Other memorable tunes, like “One Boy” and “One Last Kiss” add sure charm and emotional texture, while the humorous ones like Birdie’s “Honestly Sincere,” and Rosie’s “Shriner’s Ballet” skit along with her ironic “Spanish Rose” turn (made classic by Chita Rivera in the Broadway production) allow Eric Ulloa and Kat Nejat to project their characters with force and show off their superb personal acting and entertaining skills.

Ever present to prevent son Albert from pairing with his secretary, the popular OKC actress Charlotte Franklin turns the Mae Peterson role of the downtrodden, neglected mother into a gem by her squeezing every word emphasis or parting gesture for a laugh.

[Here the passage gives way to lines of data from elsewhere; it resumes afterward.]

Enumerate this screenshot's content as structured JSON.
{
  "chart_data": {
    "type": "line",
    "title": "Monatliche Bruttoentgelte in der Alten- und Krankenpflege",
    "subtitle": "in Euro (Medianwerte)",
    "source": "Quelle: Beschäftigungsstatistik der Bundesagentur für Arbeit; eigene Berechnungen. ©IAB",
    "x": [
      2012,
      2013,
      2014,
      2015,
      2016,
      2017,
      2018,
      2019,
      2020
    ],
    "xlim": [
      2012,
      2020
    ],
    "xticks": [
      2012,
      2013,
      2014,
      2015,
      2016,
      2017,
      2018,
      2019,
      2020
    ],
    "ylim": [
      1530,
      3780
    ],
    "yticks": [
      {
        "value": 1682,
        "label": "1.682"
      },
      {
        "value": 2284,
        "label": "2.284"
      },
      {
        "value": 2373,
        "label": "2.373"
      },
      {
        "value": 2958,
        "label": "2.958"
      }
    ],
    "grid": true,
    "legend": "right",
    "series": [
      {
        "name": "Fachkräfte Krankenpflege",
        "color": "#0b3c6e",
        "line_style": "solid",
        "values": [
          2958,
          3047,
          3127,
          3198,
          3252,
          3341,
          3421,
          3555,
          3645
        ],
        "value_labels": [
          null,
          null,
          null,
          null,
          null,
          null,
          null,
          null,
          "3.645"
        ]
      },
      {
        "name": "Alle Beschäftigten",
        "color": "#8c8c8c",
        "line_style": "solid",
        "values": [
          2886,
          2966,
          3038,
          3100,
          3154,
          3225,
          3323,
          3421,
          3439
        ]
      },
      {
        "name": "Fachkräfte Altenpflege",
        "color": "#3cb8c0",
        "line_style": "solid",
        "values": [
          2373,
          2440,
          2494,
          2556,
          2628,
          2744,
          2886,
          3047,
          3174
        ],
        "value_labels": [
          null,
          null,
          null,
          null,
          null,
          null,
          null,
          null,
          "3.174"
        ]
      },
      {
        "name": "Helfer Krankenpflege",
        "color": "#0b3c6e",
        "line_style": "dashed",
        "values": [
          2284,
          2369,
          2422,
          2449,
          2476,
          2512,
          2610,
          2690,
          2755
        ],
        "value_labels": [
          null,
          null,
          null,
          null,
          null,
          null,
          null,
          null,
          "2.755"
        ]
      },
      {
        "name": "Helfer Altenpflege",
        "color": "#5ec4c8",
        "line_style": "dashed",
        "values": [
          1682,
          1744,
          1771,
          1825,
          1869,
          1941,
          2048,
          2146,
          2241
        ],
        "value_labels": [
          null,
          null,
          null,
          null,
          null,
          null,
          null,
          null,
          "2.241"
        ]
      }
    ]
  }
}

While the “Ed Sullivan Show” event churns up a wave of romantic suspense peaks in several instances, the comedy stays steady and unrelenting.

Director/choreographer Lyn Cramer, who long ago earned her wings from the muse of dance, puts her highly talented crew through their light-as-air dance routines and character delineations as if with a magic wand, and musical director David Andrews Rogers wields his baton to induce sparkling energy as well as romantic bliss from his skillful musicians.

Lyric’s “Bye Bye Birdie” leaves happy faces all around.

Performances are this week only at 7:30 p.m. through Thursday evening, Friday at 8 p.m., and Saturday at 2 and 8, and the show, at the Civic Center Music Hall, 201 N. Walker, is suitable for all ages.